I know you are in a beautiful place
Where you don’t feel pain anymore
You see that I’m trying to do the right things
To be a strong woman like you
I will always love you, Abuelita
My grandmother


A Spoonful of Hate
Text by Jorge Sosa, adapted by Marina Lopez
Music By Marina Lopez

Let me feed you a spoonful
You look thirsty, you look hungry
How will you sleep in the cold night?
Let me swathe you in a shroud of ignorance
to comfort you.
Let me feed you a spoonful of hate
You look thirsty
Let me quench your thirst with a fresh drink of fear
You look sweet
You look thirsty
You look cold
You look hungry
How will you sleep through the cold night?
Let me swathe you in a shroud of ignorance
to comfort you.

Listen to the song of the siren
Listen to those long sweet tones
Let yourself get lost in its sweet embrace
As he drowns you.


Three English Songs
Texts by Daniela Sanchez, Fiorella Valle, and Huiqing Shao
Music by George Tsz-Kwan Lam

Daniela Sanchez
I tried to find a job in this country without any English
People looked at me as if I came from Mars
I went to a fast food store
The manager told me I could start in the kitchen
He spoke to me with a little Spanish he learned
From his Employee of the Month

Fiorella Valle
I was so happy I could take the Cosmetology exam in Spanish!
I worked at Edgardo’s Salon
But couldn’t pay all the bills
So I worked part time as a janitor in Santander’s office
Now that I have more clients in the Salon
I quit my janitor job.

Sometimes I feel sad and nervous
I can’t understand clients who speak only English
Some people told me, “Go to school.”

Huiqing Shao
When I first worked as a waitress
I didn’t speak English
I only understand the menus
Now I can understand English
Some of my old customers taught me English


Three Steps Forward
Text by Chun Yan Lin
Music by Sheela Ramesh

I did not love to learn English
Whenever I had difficulties
I chose to try to escape
It was always three steps forward
Two steps back

Now I use English
As the second language of my life!


Tracing Connections
Text by Heloiza Barbosa
Music by Anais Azul

I remember Logan Airport in 1994:
its corridors like an elongated centipede and the air outside chillingly cold.

I remember I remember
So many things
I remember I remember
Too many things

So I am tracing connections
Between who I was
And who I am today

I remember my first snow.
I opened my mouth and let it melt inside me.
I too was transforming into something else.

I remember I remember
So many things
I remember I remember
Too many things

[Spoken]
On May 14th, 2018, I stood with one hundred and eighty-seven other immigrants from fifty-seven countries to be naturalized as U.S. citizens.
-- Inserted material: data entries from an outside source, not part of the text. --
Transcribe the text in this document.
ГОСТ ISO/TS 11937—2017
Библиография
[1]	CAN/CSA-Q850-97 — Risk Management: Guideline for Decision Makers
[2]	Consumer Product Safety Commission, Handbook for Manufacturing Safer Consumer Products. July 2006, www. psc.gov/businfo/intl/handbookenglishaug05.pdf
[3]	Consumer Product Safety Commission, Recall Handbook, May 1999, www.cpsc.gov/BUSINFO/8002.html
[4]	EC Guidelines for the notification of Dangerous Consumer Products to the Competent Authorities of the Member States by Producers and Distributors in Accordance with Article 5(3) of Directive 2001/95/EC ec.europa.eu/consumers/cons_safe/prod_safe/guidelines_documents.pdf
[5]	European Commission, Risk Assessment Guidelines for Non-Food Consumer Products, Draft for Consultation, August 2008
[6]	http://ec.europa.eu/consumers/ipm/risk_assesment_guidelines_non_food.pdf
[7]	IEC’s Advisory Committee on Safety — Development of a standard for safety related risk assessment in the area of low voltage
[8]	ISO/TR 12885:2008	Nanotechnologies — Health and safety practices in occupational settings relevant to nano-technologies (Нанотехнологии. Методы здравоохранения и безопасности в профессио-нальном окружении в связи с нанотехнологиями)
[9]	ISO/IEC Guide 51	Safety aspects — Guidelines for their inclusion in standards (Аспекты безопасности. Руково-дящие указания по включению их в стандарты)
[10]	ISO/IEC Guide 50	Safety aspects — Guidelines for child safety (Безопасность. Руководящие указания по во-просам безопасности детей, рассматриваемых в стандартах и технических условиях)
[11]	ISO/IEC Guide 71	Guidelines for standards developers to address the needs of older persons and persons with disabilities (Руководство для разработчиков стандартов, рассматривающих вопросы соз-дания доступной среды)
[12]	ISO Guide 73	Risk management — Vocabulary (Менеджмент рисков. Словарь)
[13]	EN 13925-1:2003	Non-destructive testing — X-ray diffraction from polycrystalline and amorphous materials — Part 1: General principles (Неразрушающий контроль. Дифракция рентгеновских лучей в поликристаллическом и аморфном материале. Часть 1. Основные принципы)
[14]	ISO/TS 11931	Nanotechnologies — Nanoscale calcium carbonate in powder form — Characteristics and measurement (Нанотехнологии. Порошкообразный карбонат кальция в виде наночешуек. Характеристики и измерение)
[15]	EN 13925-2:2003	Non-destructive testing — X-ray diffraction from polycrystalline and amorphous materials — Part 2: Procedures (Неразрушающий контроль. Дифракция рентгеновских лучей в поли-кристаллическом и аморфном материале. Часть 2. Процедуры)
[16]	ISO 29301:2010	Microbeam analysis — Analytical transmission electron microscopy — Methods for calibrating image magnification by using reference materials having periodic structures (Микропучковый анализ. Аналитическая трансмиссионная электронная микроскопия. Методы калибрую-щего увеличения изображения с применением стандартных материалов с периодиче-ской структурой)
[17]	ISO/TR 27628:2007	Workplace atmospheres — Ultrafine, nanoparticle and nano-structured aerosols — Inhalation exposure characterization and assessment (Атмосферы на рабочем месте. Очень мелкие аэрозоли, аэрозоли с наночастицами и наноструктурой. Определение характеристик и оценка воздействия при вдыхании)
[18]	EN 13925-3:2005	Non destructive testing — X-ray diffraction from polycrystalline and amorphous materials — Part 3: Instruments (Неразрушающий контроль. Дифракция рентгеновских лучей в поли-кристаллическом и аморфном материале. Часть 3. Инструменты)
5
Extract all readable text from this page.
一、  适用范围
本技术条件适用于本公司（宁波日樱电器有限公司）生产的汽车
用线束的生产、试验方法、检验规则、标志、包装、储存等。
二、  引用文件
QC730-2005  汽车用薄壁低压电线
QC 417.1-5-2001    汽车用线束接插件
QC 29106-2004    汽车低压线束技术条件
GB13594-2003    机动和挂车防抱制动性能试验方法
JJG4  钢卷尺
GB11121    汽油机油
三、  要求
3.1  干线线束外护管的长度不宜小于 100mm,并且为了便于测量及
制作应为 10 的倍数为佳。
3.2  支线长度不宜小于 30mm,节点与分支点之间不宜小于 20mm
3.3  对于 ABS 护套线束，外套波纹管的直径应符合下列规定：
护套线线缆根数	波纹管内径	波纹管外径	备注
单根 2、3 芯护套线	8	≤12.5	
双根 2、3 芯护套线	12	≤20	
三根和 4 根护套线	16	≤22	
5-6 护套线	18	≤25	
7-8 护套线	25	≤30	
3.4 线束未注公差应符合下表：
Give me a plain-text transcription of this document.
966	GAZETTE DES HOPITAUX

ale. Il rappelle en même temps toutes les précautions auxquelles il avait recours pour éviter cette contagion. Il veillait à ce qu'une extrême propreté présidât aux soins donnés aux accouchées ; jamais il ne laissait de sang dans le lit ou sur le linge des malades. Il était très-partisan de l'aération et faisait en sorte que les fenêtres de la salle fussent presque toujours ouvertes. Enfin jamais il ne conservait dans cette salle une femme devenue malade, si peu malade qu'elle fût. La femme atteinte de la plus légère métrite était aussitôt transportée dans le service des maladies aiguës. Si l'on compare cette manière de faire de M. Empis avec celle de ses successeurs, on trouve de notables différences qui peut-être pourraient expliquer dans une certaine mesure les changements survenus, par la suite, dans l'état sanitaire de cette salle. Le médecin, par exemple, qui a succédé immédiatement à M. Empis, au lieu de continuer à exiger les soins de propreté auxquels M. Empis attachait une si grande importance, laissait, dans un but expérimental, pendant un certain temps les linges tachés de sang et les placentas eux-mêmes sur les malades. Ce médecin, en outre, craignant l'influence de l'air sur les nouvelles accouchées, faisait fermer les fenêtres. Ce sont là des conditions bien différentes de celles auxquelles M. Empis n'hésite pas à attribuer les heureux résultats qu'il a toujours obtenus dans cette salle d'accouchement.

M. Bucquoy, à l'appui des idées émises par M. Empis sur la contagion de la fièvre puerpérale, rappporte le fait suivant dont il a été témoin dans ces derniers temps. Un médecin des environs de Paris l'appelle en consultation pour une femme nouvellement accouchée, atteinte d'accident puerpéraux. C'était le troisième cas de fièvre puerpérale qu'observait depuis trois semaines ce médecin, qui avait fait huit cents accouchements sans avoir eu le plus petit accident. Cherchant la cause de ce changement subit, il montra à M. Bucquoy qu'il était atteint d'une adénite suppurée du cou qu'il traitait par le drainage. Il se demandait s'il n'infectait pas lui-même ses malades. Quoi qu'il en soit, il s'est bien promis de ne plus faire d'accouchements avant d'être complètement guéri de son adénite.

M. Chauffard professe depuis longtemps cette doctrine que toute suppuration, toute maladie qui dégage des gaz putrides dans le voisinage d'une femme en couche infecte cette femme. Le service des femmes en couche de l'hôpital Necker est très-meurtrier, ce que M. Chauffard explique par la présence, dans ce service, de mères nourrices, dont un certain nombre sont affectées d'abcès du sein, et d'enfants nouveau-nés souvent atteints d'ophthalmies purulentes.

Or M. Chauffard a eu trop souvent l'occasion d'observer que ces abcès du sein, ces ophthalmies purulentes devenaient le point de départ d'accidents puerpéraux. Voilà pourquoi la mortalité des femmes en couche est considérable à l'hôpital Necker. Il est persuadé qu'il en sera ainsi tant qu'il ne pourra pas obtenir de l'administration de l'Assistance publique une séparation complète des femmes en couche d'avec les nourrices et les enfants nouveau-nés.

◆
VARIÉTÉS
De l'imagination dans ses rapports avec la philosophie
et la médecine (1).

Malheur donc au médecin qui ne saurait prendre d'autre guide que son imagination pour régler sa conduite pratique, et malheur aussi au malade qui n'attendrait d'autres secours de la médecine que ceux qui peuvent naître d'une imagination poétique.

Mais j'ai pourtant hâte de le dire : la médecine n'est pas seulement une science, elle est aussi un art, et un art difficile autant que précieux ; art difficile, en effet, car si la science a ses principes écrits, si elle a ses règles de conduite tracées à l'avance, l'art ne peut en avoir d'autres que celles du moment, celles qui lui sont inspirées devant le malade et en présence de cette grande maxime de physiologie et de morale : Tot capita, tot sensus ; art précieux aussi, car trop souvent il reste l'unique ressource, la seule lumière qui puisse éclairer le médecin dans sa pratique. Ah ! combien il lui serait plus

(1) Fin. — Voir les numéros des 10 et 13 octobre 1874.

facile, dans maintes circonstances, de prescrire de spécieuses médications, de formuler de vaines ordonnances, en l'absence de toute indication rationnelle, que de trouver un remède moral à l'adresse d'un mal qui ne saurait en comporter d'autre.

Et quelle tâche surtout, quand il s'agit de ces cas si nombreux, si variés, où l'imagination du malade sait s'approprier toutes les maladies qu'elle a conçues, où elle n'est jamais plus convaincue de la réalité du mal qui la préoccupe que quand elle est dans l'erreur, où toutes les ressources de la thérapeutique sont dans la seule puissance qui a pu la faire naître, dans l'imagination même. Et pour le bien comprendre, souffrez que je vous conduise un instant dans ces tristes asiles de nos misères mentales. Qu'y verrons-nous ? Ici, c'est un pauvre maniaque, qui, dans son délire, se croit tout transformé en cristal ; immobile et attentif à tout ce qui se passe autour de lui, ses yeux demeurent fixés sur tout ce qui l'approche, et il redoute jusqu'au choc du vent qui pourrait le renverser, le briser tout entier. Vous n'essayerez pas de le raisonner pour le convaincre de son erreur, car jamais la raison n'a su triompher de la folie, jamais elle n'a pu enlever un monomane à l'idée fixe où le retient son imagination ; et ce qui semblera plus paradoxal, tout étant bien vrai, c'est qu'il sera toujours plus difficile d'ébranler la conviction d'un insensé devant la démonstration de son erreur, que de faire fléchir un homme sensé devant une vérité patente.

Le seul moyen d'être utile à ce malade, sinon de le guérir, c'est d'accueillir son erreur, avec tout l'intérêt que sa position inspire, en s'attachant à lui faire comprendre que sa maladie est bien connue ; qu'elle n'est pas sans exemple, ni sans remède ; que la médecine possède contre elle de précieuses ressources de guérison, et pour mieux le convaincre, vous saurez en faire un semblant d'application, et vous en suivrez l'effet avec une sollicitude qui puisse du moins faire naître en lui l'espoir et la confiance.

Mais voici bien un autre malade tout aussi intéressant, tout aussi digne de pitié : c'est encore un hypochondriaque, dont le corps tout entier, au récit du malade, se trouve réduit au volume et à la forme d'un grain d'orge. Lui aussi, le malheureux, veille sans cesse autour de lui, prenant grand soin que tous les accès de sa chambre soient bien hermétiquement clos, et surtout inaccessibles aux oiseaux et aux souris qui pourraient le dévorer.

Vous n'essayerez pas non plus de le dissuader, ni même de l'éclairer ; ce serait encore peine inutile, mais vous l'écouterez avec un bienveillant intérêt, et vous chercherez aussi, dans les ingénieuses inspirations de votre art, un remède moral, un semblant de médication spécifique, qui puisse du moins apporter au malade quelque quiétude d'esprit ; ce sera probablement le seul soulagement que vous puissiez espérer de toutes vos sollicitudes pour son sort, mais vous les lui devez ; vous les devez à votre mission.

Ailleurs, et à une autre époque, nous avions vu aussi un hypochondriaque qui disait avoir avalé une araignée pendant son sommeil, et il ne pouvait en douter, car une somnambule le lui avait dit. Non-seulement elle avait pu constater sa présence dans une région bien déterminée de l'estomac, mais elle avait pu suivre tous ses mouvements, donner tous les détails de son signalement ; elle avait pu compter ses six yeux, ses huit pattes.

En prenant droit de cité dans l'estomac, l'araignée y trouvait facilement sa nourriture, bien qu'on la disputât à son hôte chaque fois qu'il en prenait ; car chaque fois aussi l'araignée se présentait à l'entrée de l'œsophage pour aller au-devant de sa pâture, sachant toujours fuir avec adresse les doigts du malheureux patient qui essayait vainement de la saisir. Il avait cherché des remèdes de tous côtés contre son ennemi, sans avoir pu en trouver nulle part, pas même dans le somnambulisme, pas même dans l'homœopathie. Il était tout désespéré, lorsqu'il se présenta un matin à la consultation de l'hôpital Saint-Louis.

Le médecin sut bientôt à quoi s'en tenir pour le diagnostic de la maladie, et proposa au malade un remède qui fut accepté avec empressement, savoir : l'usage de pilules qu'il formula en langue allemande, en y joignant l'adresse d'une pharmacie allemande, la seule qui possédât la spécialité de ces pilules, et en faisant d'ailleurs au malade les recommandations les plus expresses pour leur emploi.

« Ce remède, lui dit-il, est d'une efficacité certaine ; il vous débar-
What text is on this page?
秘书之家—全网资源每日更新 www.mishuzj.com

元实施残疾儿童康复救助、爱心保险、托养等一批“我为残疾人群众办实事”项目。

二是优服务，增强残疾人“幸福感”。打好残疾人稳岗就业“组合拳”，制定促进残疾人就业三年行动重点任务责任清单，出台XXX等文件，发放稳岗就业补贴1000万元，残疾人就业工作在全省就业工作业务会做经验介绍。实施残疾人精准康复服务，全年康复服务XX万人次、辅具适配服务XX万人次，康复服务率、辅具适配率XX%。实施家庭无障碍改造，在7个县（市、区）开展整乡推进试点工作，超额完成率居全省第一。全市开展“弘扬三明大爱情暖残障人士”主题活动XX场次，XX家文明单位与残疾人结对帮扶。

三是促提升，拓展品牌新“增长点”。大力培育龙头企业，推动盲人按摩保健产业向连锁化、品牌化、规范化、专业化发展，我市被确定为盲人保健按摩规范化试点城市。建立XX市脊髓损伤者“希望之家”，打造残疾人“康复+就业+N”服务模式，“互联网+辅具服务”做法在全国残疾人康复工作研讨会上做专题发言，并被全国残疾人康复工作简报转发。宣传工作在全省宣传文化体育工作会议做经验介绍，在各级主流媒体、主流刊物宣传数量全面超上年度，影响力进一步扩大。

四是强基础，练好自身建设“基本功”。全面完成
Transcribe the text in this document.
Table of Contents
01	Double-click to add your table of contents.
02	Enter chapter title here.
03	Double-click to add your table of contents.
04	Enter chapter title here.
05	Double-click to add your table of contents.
The journey had been long. Looking around me, I remembered that it was in Boston that I first tasted food from: Afghanistan, Armenia, Barbados, CapeVerde, Cambodia, Guatemala, Greece, India, Ireland, Jamaica, Korea, Malaysia, Mexica, Russia, Spain, Tibet, Vietnam. There, I remembered that there is no life that is not constructed inside a system of constant interconnections and differences. Viruses, bacteria, cells, animals, us all: we are all connecting. Transformation is a migration within.